I'm pretty excited to be here. In the few days I have been a member on this forum, I have seen direct, helpful answers to many questions I have had about things. I am definitely looking forward to my time here.


----------



## inceptor (Nov 19, 2012)

Purkeypilot said:


> I'm pretty excited to be here. In the few days I have been a member on this forum, I have seen direct, helpful answers to many questions I have had about things. I am definitely looking forward to my time here.


Yeah, I kinda like it here. :grin:


----------



## Desert Marine (Nov 20, 2012)

I second that as well.


----------



## Alaska (Nov 28, 2012)

I am involved in another forum. other then it this is the only other one I have found I like.

On the other one we encourage the use of the search function but when it comes down to it, repeatedly asked questions are never exactly the same, because the new person asking the question is unique unto them selfs and have their own view on things and why they are asking the question. 

Info is like a skill set. It needs to be used, honed and drilled into the ol noggin. It never hurts to be reminded of things like how many drops of bleach per gallon of water or many other things.

So to all you new folks, welcome aboard and bring on you questions!

Merry Christmas


----------



## Lucky Jim (Sep 2, 2012)

This clip from 'Survivors' shows that when it hits the fan out there, the groups that survive will be the ones who know how to get along with each other..
*"You need us, we need you" *


----------



## ozo (Dec 21, 2012)

"This clip from 'Survivors' shows that when it hits the fan out there, the groups 
that survive will be the ones who know how to get along with each other."---LuckyJim

A lesson we could even learn.......
here and now !!!!


----------



## Lucky Jim (Sep 2, 2012)

Yeah, in this 'Survivors' clip a young agricultural college expert called Mark (circled) joins the group, but because he's such an arrogant insulting pain he wrecks the moral of the group.
They haven't the heart to kick him out but he gets the message he's not wanted so he packs his bags and leaves-


----------



## Lucky Jim (Sep 2, 2012)

PS- 'Survivors' (the original 1970's TV series) is still the best survival series ever made in my opinion because it's pitched at a sensible adult audience with not a stupid zombie or mutant in sight. It takes place in a post-plague world after most humans have been wiped out.
All 38 episodes are on youtube, I watched them again earlier this year, type 'Survivors 1975' into the youtube search box. Alternatively buy the DVD boxed set. (Don't get it mixed up with the 2000's remake which wasn't as good)

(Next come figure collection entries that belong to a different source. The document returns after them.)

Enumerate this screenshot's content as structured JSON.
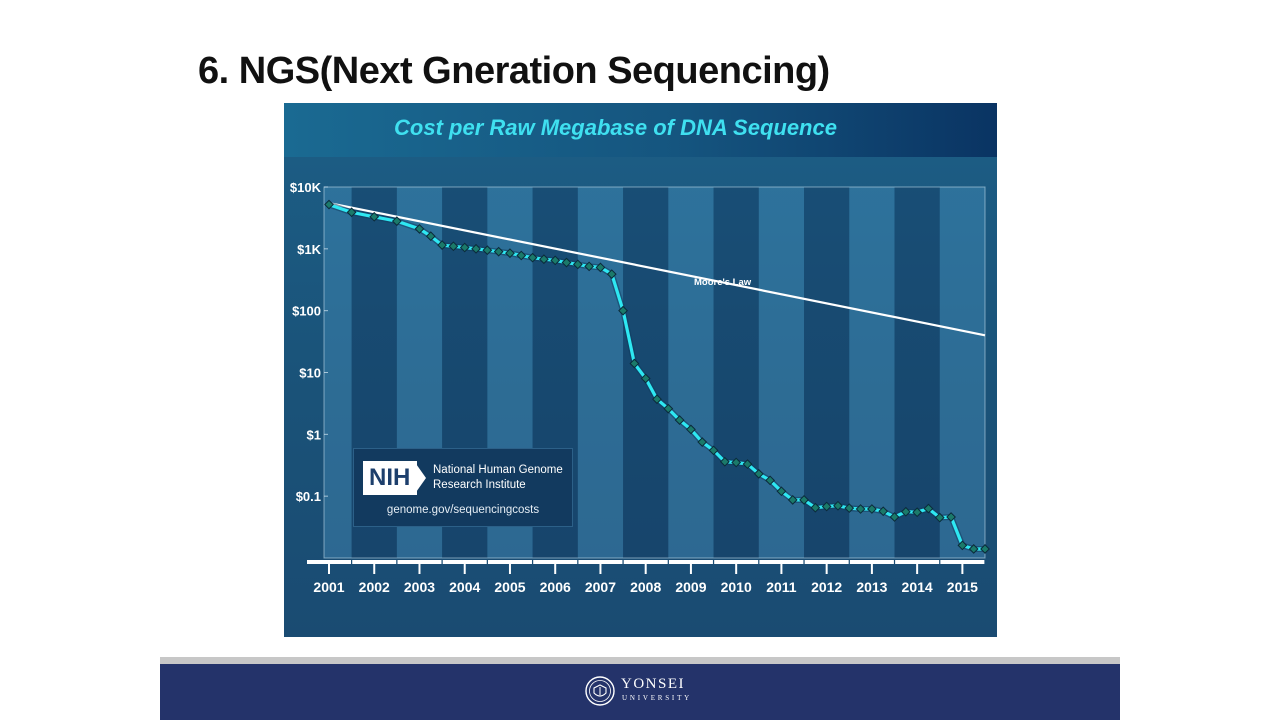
{
  "slide": {
    "title": "6. NGS(Next Gneration Sequencing)"
  },
  "colors": {
    "accent": "#3fe0f0",
    "series": "#2ee8f2",
    "moore": "#ffffff",
    "footer": "#24336a"
  },
  "chart_data": {
    "type": "line",
    "title": "Cost per Raw Megabase of DNA Sequence",
    "yscale": "log",
    "ylim": [
      0.01,
      10000
    ],
    "xlim": [
      2001.0,
      2015.5
    ],
    "y_ticks": [
      {
        "value": 10000,
        "label": "$10K"
      },
      {
        "value": 1000,
        "label": "$1K"
      },
      {
        "value": 100,
        "label": "$100"
      },
      {
        "value": 10,
        "label": "$10"
      },
      {
        "value": 1,
        "label": "$1"
      },
      {
        "value": 0.1,
        "label": "$0.1"
      }
    ],
    "x_ticks": [
      "2001",
      "2002",
      "2003",
      "2004",
      "2005",
      "2006",
      "2007",
      "2008",
      "2009",
      "2010",
      "2011",
      "2012",
      "2013",
      "2014",
      "2015"
    ],
    "grid": false,
    "series": [
      {
        "name": "Cost per Raw Megabase",
        "marker": "diamond",
        "x": [
          2001.0,
          2001.5,
          2002.0,
          2002.5,
          2003.0,
          2003.25,
          2003.5,
          2003.75,
          2004.0,
          2004.25,
          2004.5,
          2004.75,
          2005.0,
          2005.25,
          2005.5,
          2005.75,
          2006.0,
          2006.25,
          2006.5,
          2006.75,
          2007.0,
          2007.25,
          2007.5,
          2007.75,
          2008.0,
          2008.25,
          2008.5,
          2008.75,
          2009.0,
          2009.25,
          2009.5,
          2009.75,
          2010.0,
          2010.25,
          2010.5,
          2010.75,
          2011.0,
          2011.25,
          2011.5,
          2011.75,
          2012.0,
          2012.25,
          2012.5,
          2012.75,
          2013.0,
          2013.25,
          2013.5,
          2013.75,
          2014.0,
          2014.25,
          2014.5,
          2014.75,
          2015.0,
          2015.25,
          2015.5
        ],
        "values": [
          5200,
          3900,
          3300,
          2800,
          2100,
          1600,
          1150,
          1100,
          1050,
          1000,
          950,
          900,
          850,
          780,
          720,
          680,
          650,
          600,
          560,
          520,
          500,
          390,
          100,
          14,
          8,
          3.7,
          2.6,
          1.7,
          1.2,
          0.75,
          0.55,
          0.36,
          0.35,
          0.33,
          0.23,
          0.18,
          0.12,
          0.087,
          0.087,
          0.065,
          0.068,
          0.07,
          0.064,
          0.062,
          0.062,
          0.057,
          0.046,
          0.056,
          0.055,
          0.063,
          0.045,
          0.046,
          0.016,
          0.014,
          0.014
        ]
      },
      {
        "name": "Moore's Law",
        "x": [
          2001.0,
          2015.5
        ],
        "values": [
          5500,
          40
        ]
      }
    ],
    "annotations": [
      {
        "text": "Moore's Law",
        "x": 2009.7,
        "y": 260
      }
    ]
  },
  "nih": {
    "logo": "NIH",
    "line1": "National Human Genome",
    "line2": "Research Institute",
    "url": "genome.gov/sequencingcosts"
  },
  "footer": {
    "university": "YONSEI",
    "sub": "UNIVERSITY"
  }
}
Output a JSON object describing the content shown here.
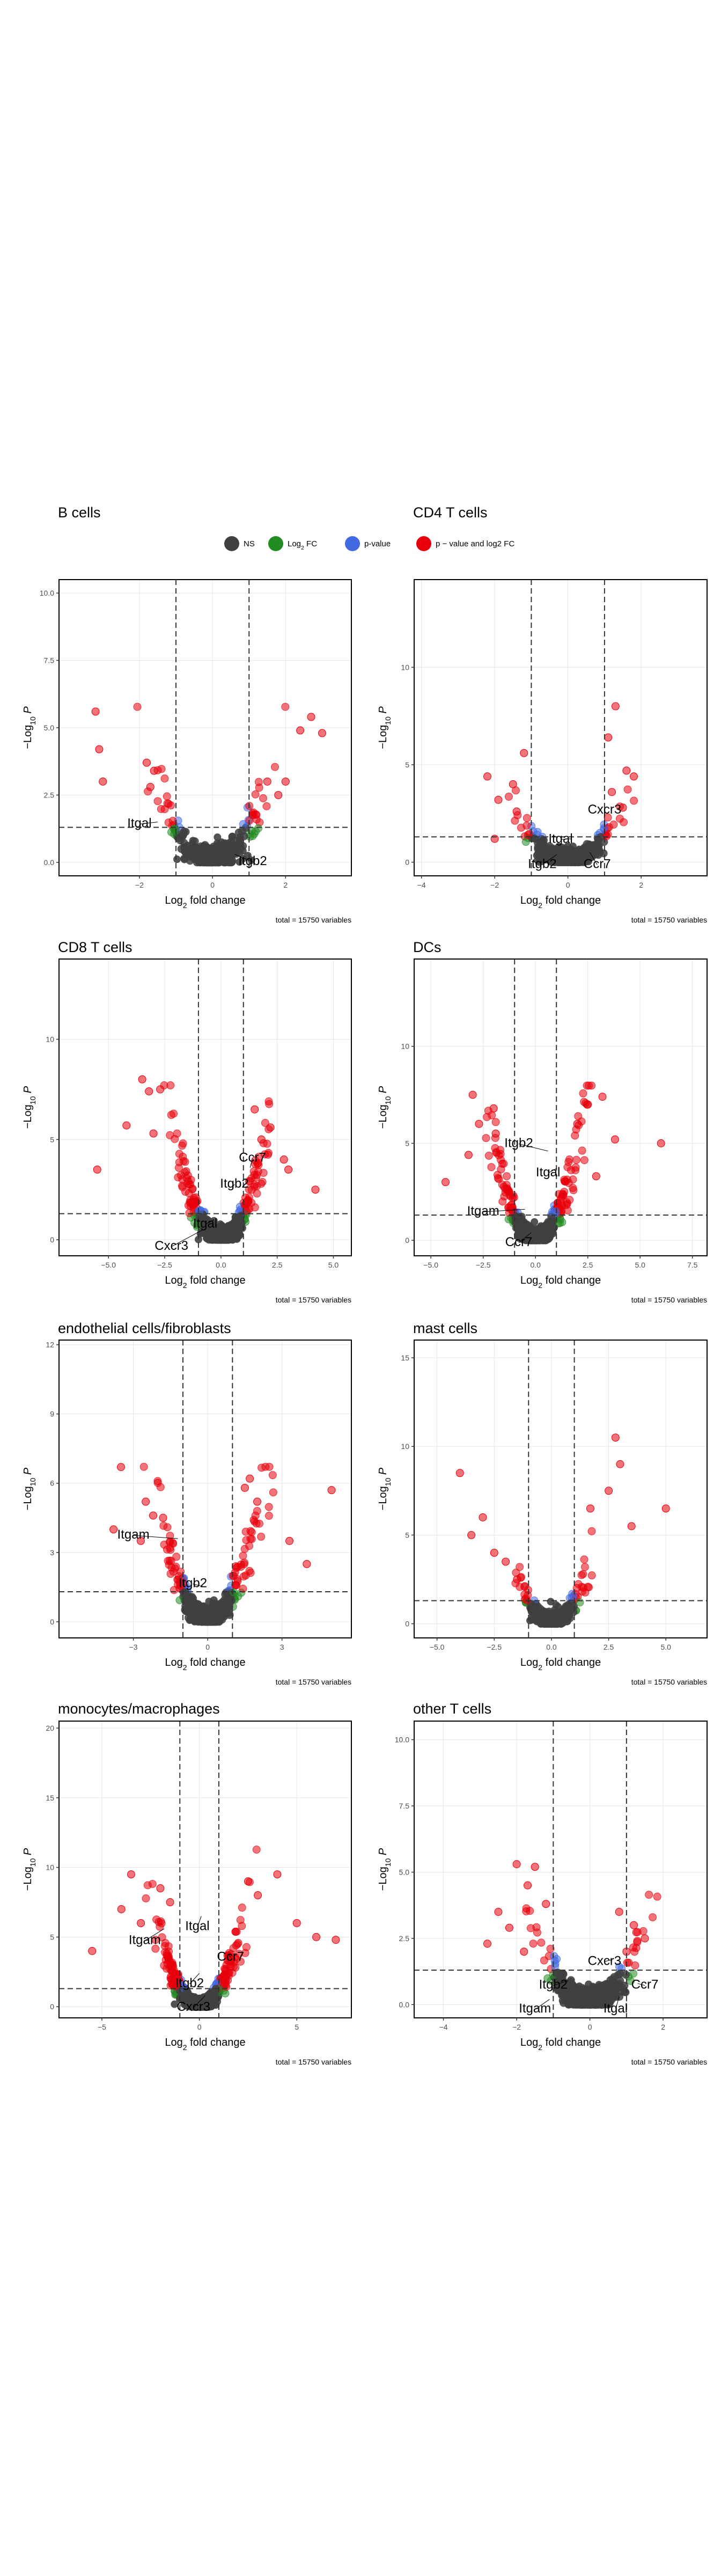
{
  "legend": {
    "items": [
      {
        "key": "NS",
        "label": "NS",
        "color": "#404040"
      },
      {
        "key": "FC",
        "label": "Log2 FC",
        "color": "#228b22"
      },
      {
        "key": "P",
        "label": "p-value",
        "color": "#4169e1"
      },
      {
        "key": "PFC",
        "label": "p − value and log2 FC",
        "color": "#e8000b"
      }
    ]
  },
  "xlabel": "Log2 fold change",
  "ylabel": "−Log10 P",
  "caption": "total = 15750 variables",
  "chart_data": [
    {
      "type": "scatter",
      "title": "B cells",
      "xlim": [
        -4.2,
        3.8
      ],
      "ylim": [
        -0.5,
        10.5
      ],
      "xticks": [
        -2,
        0,
        2
      ],
      "xtick_labels": [
        "−2",
        "0",
        "2"
      ],
      "yticks": [
        0,
        2.5,
        5,
        7.5,
        10
      ],
      "ytick_labels": [
        "0.0",
        "2.5",
        "5.0",
        "7.5",
        "10.0"
      ],
      "fc_cutoff": 1.0,
      "p_line": 1.3,
      "spread": 2.2,
      "n_base": 230,
      "red_points": [
        [
          -3.2,
          5.6
        ],
        [
          -3.1,
          4.2
        ],
        [
          -3.0,
          3.0
        ],
        [
          -1.8,
          3.7
        ],
        [
          -1.6,
          3.4
        ],
        [
          -1.7,
          2.8
        ],
        [
          2.0,
          3.0
        ],
        [
          2.4,
          4.9
        ],
        [
          2.7,
          5.4
        ],
        [
          3.0,
          4.8
        ],
        [
          1.5,
          3.0
        ],
        [
          1.8,
          2.5
        ]
      ],
      "genes": [
        {
          "name": "Itgal",
          "x": -1.5,
          "y": 1.5,
          "lx": -2.0,
          "ly": 1.3
        },
        {
          "name": "Itgb2",
          "x": 0.6,
          "y": 0.3,
          "lx": 1.1,
          "ly": -0.1
        }
      ]
    },
    {
      "type": "scatter",
      "title": "CD4 T cells",
      "xlim": [
        -4.2,
        3.8
      ],
      "ylim": [
        -0.7,
        14.5
      ],
      "xticks": [
        -4,
        -2,
        0,
        2
      ],
      "xtick_labels": [
        "−4",
        "−2",
        "0",
        "2"
      ],
      "yticks": [
        0,
        5,
        10
      ],
      "ytick_labels": [
        "0",
        "5",
        "10"
      ],
      "fc_cutoff": 1.0,
      "p_line": 1.3,
      "spread": 2.0,
      "n_base": 260,
      "red_points": [
        [
          -2.2,
          4.4
        ],
        [
          -1.5,
          4.0
        ],
        [
          -1.2,
          5.6
        ],
        [
          -1.9,
          3.2
        ],
        [
          -1.4,
          2.6
        ],
        [
          -2.0,
          1.2
        ],
        [
          1.1,
          6.4
        ],
        [
          1.3,
          8.0
        ],
        [
          1.6,
          4.7
        ],
        [
          1.8,
          4.4
        ],
        [
          1.2,
          3.6
        ],
        [
          1.5,
          2.8
        ]
      ],
      "genes": [
        {
          "name": "Cxcr3",
          "x": 1.0,
          "y": 1.8,
          "lx": 1.0,
          "ly": 2.5
        },
        {
          "name": "Itgal",
          "x": 0.1,
          "y": 1.2,
          "lx": -0.2,
          "ly": 1.0
        },
        {
          "name": "Itgb2",
          "x": -0.3,
          "y": 0.4,
          "lx": -0.7,
          "ly": -0.3
        },
        {
          "name": "Ccr7",
          "x": 0.6,
          "y": 0.5,
          "lx": 0.8,
          "ly": -0.3
        }
      ]
    },
    {
      "type": "scatter",
      "title": "CD8 T cells",
      "xlim": [
        -7.2,
        5.8
      ],
      "ylim": [
        -0.8,
        14.0
      ],
      "xticks": [
        -5,
        -2.5,
        0,
        2.5,
        5
      ],
      "xtick_labels": [
        "−5.0",
        "−2.5",
        "0.0",
        "2.5",
        "5.0"
      ],
      "yticks": [
        0,
        5,
        10
      ],
      "ytick_labels": [
        "0",
        "5",
        "10"
      ],
      "fc_cutoff": 1.0,
      "p_line": 1.3,
      "spread": 3.0,
      "n_base": 420,
      "red_points": [
        [
          -3.5,
          8.0
        ],
        [
          -3.2,
          7.4
        ],
        [
          -2.7,
          7.5
        ],
        [
          -5.5,
          3.5
        ],
        [
          -4.2,
          5.7
        ],
        [
          -3.0,
          5.3
        ],
        [
          2.2,
          5.6
        ],
        [
          1.8,
          5.0
        ],
        [
          2.8,
          4.0
        ],
        [
          3.0,
          3.5
        ],
        [
          4.2,
          2.5
        ],
        [
          1.5,
          6.5
        ]
      ],
      "genes": [
        {
          "name": "Ccr7",
          "x": 1.3,
          "y": 3.6,
          "lx": 1.4,
          "ly": 3.9
        },
        {
          "name": "Itgb2",
          "x": 0.5,
          "y": 2.6,
          "lx": 0.6,
          "ly": 2.6
        },
        {
          "name": "Itgal",
          "x": -0.3,
          "y": 1.0,
          "lx": -0.7,
          "ly": 0.6
        },
        {
          "name": "Cxcr3",
          "x": -0.8,
          "y": 0.5,
          "lx": -2.2,
          "ly": -0.5
        }
      ]
    },
    {
      "type": "scatter",
      "title": "DCs",
      "xlim": [
        -5.8,
        8.2
      ],
      "ylim": [
        -0.8,
        14.5
      ],
      "xticks": [
        -5,
        -2.5,
        0,
        2.5,
        5,
        7.5
      ],
      "xtick_labels": [
        "−5.0",
        "−2.5",
        "0.0",
        "2.5",
        "5.0",
        "7.5"
      ],
      "yticks": [
        0,
        5,
        10
      ],
      "ytick_labels": [
        "0",
        "5",
        "10"
      ],
      "fc_cutoff": 1.0,
      "p_line": 1.3,
      "spread": 3.0,
      "n_base": 420,
      "red_points": [
        [
          -3.0,
          7.5
        ],
        [
          -2.0,
          6.8
        ],
        [
          -2.7,
          6.0
        ],
        [
          -4.3,
          3.0
        ],
        [
          -1.9,
          5.5
        ],
        [
          -3.2,
          4.4
        ],
        [
          2.5,
          7.0
        ],
        [
          3.2,
          7.4
        ],
        [
          2.0,
          6.0
        ],
        [
          6.0,
          5.0
        ],
        [
          3.8,
          5.2
        ],
        [
          2.9,
          3.3
        ]
      ],
      "genes": [
        {
          "name": "Itgb2",
          "x": 0.6,
          "y": 4.6,
          "lx": -0.8,
          "ly": 4.8
        },
        {
          "name": "Itgal",
          "x": 1.0,
          "y": 3.7,
          "lx": 0.6,
          "ly": 3.3
        },
        {
          "name": "Itgam",
          "x": -0.5,
          "y": 1.6,
          "lx": -2.5,
          "ly": 1.3
        },
        {
          "name": "Ccr7",
          "x": -0.2,
          "y": 0.4,
          "lx": -0.8,
          "ly": -0.3
        }
      ]
    },
    {
      "type": "scatter",
      "title": "endothelial cells/fibroblasts",
      "xlim": [
        -6.0,
        5.8
      ],
      "ylim": [
        -0.7,
        12.2
      ],
      "xticks": [
        -3,
        0,
        3
      ],
      "xtick_labels": [
        "−3",
        "0",
        "3"
      ],
      "yticks": [
        0,
        3,
        6,
        9,
        12
      ],
      "ytick_labels": [
        "0",
        "3",
        "6",
        "9",
        "12"
      ],
      "fc_cutoff": 1.0,
      "p_line": 1.3,
      "spread": 2.8,
      "n_base": 380,
      "red_points": [
        [
          -3.5,
          6.7
        ],
        [
          -2.5,
          5.2
        ],
        [
          -2.2,
          4.6
        ],
        [
          -3.8,
          4.0
        ],
        [
          -1.8,
          4.5
        ],
        [
          -2.7,
          3.5
        ],
        [
          1.7,
          6.2
        ],
        [
          1.5,
          5.8
        ],
        [
          2.0,
          5.2
        ],
        [
          3.3,
          3.5
        ],
        [
          4.0,
          2.5
        ],
        [
          5.0,
          5.7
        ]
      ],
      "genes": [
        {
          "name": "Itgam",
          "x": -1.2,
          "y": 3.6,
          "lx": -3.0,
          "ly": 3.6
        },
        {
          "name": "Itgb2",
          "x": -0.1,
          "y": 1.5,
          "lx": -0.6,
          "ly": 1.5
        }
      ]
    },
    {
      "type": "scatter",
      "title": "mast cells",
      "xlim": [
        -6.0,
        6.8
      ],
      "ylim": [
        -0.8,
        16.0
      ],
      "xticks": [
        -5,
        -2.5,
        0,
        2.5,
        5
      ],
      "xtick_labels": [
        "−5.0",
        "−2.5",
        "0.0",
        "2.5",
        "5.0"
      ],
      "yticks": [
        0,
        5,
        10,
        15
      ],
      "ytick_labels": [
        "0",
        "5",
        "10",
        "15"
      ],
      "fc_cutoff": 1.0,
      "p_line": 1.3,
      "spread": 2.2,
      "n_base": 240,
      "red_points": [
        [
          -4.0,
          8.5
        ],
        [
          -3.0,
          6.0
        ],
        [
          -2.5,
          4.0
        ],
        [
          -2.0,
          3.5
        ],
        [
          -3.5,
          5.0
        ],
        [
          -1.5,
          2.5
        ],
        [
          2.8,
          10.5
        ],
        [
          3.0,
          9.0
        ],
        [
          2.5,
          7.5
        ],
        [
          1.7,
          6.5
        ],
        [
          5.0,
          6.5
        ],
        [
          3.5,
          5.5
        ]
      ],
      "genes": []
    },
    {
      "type": "scatter",
      "title": "monocytes/macrophages",
      "xlim": [
        -7.2,
        7.8
      ],
      "ylim": [
        -0.8,
        20.5
      ],
      "xticks": [
        -5,
        0,
        5
      ],
      "xtick_labels": [
        "−5",
        "0",
        "5"
      ],
      "yticks": [
        0,
        5,
        10,
        15,
        20
      ],
      "ytick_labels": [
        "0",
        "5",
        "10",
        "15",
        "20"
      ],
      "fc_cutoff": 1.0,
      "p_line": 1.3,
      "spread": 3.0,
      "n_base": 600,
      "red_points": [
        [
          -3.5,
          9.5
        ],
        [
          -2.0,
          8.5
        ],
        [
          -4.0,
          7.0
        ],
        [
          -5.5,
          4.0
        ],
        [
          -1.5,
          7.5
        ],
        [
          -3.0,
          6.0
        ],
        [
          4.0,
          9.5
        ],
        [
          2.5,
          9.0
        ],
        [
          3.0,
          8.0
        ],
        [
          6.0,
          5.0
        ],
        [
          7.0,
          4.8
        ],
        [
          5.0,
          6.0
        ]
      ],
      "genes": [
        {
          "name": "Itgam",
          "x": -1.8,
          "y": 5.6,
          "lx": -2.8,
          "ly": 4.5
        },
        {
          "name": "Itgal",
          "x": 0.1,
          "y": 6.5,
          "lx": -0.1,
          "ly": 5.5
        },
        {
          "name": "Ccr7",
          "x": 1.5,
          "y": 3.8,
          "lx": 1.6,
          "ly": 3.3
        },
        {
          "name": "Itgb2",
          "x": 0.0,
          "y": 2.4,
          "lx": -0.5,
          "ly": 1.4
        },
        {
          "name": "Cxcr3",
          "x": 0.3,
          "y": 0.8,
          "lx": -0.3,
          "ly": -0.3
        }
      ]
    },
    {
      "type": "scatter",
      "title": "other T cells",
      "xlim": [
        -4.8,
        3.2
      ],
      "ylim": [
        -0.5,
        10.7
      ],
      "xticks": [
        -4,
        -2,
        0,
        2
      ],
      "xtick_labels": [
        "−4",
        "−2",
        "0",
        "2"
      ],
      "yticks": [
        0,
        2.5,
        5,
        7.5,
        10
      ],
      "ytick_labels": [
        "0.0",
        "2.5",
        "5.0",
        "7.5",
        "10.0"
      ],
      "fc_cutoff": 1.0,
      "p_line": 1.3,
      "spread": 2.0,
      "n_base": 300,
      "red_points": [
        [
          -2.0,
          5.3
        ],
        [
          -1.5,
          5.2
        ],
        [
          -1.7,
          4.5
        ],
        [
          -2.5,
          3.5
        ],
        [
          -1.2,
          3.8
        ],
        [
          -2.8,
          2.3
        ],
        [
          0.8,
          3.5
        ],
        [
          1.2,
          3.0
        ],
        [
          1.5,
          2.5
        ],
        [
          1.0,
          2.0
        ],
        [
          -2.2,
          2.9
        ],
        [
          -1.8,
          2.0
        ]
      ],
      "genes": [
        {
          "name": "Cxcr3",
          "x": 0.6,
          "y": 1.7,
          "lx": 0.4,
          "ly": 1.5
        },
        {
          "name": "Itgb2",
          "x": -0.6,
          "y": 0.9,
          "lx": -1.0,
          "ly": 0.6
        },
        {
          "name": "Ccr7",
          "x": 1.3,
          "y": 0.8,
          "lx": 1.5,
          "ly": 0.6
        },
        {
          "name": "Itgam",
          "x": -1.1,
          "y": 0.2,
          "lx": -1.5,
          "ly": -0.3
        },
        {
          "name": "Itgal",
          "x": 0.8,
          "y": 0.3,
          "lx": 0.7,
          "ly": -0.3
        }
      ]
    }
  ]
}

Survivors (1975) Episodes - TV.com

Hey it's Christmas/New Year holiday time so here's the full Survivors episode #1 for entertainment, it starts with everybody jolly and happy, what could possibly go wrong?..

*THE FOURTH HORSEMAN*
_"I looked, and there before me was a pale horse, its rider was named Death"- (Revelation 6:7/8)_


----------



## Lucky Jim (Sep 2, 2012)

_"Pray that this will not take place in winter, because those will be days of distress unequaled from the beginning until now-and never to be equaled again.
Be on guard! Be alert! You do not know when that time will come.
What I say to you, I say to everyone: '*Watch*!"
-Jesus of Nazareth, Mark ch 13_


----------



## Lucky Jim (Sep 2, 2012)

Alaska said:


> I am involved in another forum...On the other one we encourage the use of the search function but when it comes down to it, repeatedly asked questions are never exactly the same, because the new person asking the question is unique unto them selfs and have their own view on things and why they are asking the question...


Yeah that's another example of what I call a 'Fawlty Towers' forum, where new members are treated by the admin/mods and their snooty 'holier-than-thou' longterm members as second-class citizens! They forget that without new members they wouldn't HAVE a fecking forum! 
Like Alaska said, new members ask something there but are told "Do a search", which is a useless response because search results often throw up old outdated stone age obsolete posts.
Far better to answer peoples questions afresh with the benefit of brand new up-to-date comments.


----------